What is it about scooters here in America, or perhaps more accurately put, what is it with Americans and scooters? On the one hand there are forums dedicated to them and filled with stories of their practicality, toughness and sheer “fun-ness” to ride. On the other hand there are those who think that scooters are inferior and to quote one fellow, “less than manly”. I don’t know but I would venture to guess that it’s American’s obsession with all things BIG. This is where the line blurs. There are some very big scooters out there, but simply because they all have the step-through, they are deemed by some as inferior.
Chinese made scooters that can be purchased for as little as several hundred dollars do, I believe, definitely fall into the inferior category. Not because they are scooters, but because of their quality. A well built Japanese scooter is not only fast, but tough as nails. Take the Yamaha YW125A (aka Zuma 125) for example. This bike is fuel injected! Not even the ever-so-popular Kawasaki Ninja 250s are fuel injected! And the Zuma will go where no Ninja dare to tread. The last 4 miles of my trip home consists of a gravel road. I can’t see any Ninja taking that road without being dropped at least once. Yet the Zuma handles it with ease. I’m not knocking Ninjas because as far as sport bikes go, they are my favorite. But they just aren’t practical for me. Besides, once in town, I can smoke any car or truck from a stop sign or red light. I have no problem keeping up with and/or passing vehicles even on the faster roads (where traffic is usually flowing 10 mph faster than the posted speed limit anyway). I wouldn’t want to take the Zuma out for a road trip on busy highways, but I don’t travel highways anyway except for the occasional getting on to exit where I need to go (very short distances in other words).

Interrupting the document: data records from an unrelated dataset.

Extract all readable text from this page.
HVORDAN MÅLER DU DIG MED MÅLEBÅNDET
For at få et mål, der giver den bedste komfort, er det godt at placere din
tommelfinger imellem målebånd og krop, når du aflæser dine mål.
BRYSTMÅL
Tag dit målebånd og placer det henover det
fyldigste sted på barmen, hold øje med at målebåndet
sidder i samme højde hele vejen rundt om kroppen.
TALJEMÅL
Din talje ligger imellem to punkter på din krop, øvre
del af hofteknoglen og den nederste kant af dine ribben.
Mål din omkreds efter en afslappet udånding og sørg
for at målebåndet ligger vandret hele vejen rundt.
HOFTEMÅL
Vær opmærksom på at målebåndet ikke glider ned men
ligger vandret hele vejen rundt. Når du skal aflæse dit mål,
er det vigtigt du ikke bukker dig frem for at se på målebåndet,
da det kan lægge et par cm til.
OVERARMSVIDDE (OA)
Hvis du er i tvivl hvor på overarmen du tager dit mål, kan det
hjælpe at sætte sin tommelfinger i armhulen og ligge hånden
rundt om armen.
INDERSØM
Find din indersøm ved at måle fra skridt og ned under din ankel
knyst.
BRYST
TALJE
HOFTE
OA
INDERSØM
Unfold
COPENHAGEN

Then there is the whole aspect of the inherent danger of riding anything on two wheels. It doesn’t matter if you are on the fastest, baddest super-sport on the planet or a scooter. If you crash, you’re going to get hurt. My Zuma’s speedometer pegs at 75 mph, but I don’t travel that fast on it. It begins to feel very light at even 55 or 60 mph. But you don’t have to be traveling that fast to be seriously injured (or worse, if you are one of those who believe you are invincible and wear no protective gear at all, not even a helmet). The only crash I’ve had was at around 30 mph, and trust me, it’s all pain. I wear a full-face helmet and I’m glad I was wearing one then because a significant deal of damage was done to the chin bar, face shield and lower part of the forehead area. I was, for a time, skidding down the pavement on my face! Had I not had the helmet on, I probably wouldn’t have a face left. The impact was hard enough to give me a concussion even with the high quality, DOT and SNELL approved helmet. If I got a concussion with the helmet on, it doesn’t take a rocket scientist to figure out what might have been the outcome had I not been wearing the helmet.
So it doesn’t matter if you are riding down the road on an expensive crotch-rocket, a cruiser or a scooter. We are all on two wheels. Go to some places in Europe or Taiwan and you’ll see scooters everywhere. Far more than super-sports. There is nothing “less than manly” about them over there so it seems viewing scooters with disdain is an American phenomena.
Besides being able to handle my trip home far better than any sport/street bike, I am also able to (and regularly do) go off-roading with my son. Can you do that on a Ninja? By the way, how is that insurance payment on that super-sport working out for ya? Gas mileage? Even riding it hard I get 83 mpg, does your super-sport get that? Oil changes? All motorcycle shops I know of charge a hundred dollars or more just to change the oil! The Zuma 125 is a breeze to change the oil on. And not just the engine oil but also the final drive oil. I do it myself. Costs me nothing but the price of the oil.
I won’t even go into the whole having to shift gears 60 times or more to go half-way across town to the store or where you’re going to put your groceries on that super-sport once you buy them, neither of which is a problem for the Zuma 125.
So, if you’re one of those out there knocking scooters, maybe you should try one first. The super-sports and cruisers are definitely the way to go for distances (and completely paved roads all the way there and back), but in town (and also on gravel) nothing beats a good scoot like the Zuma 125.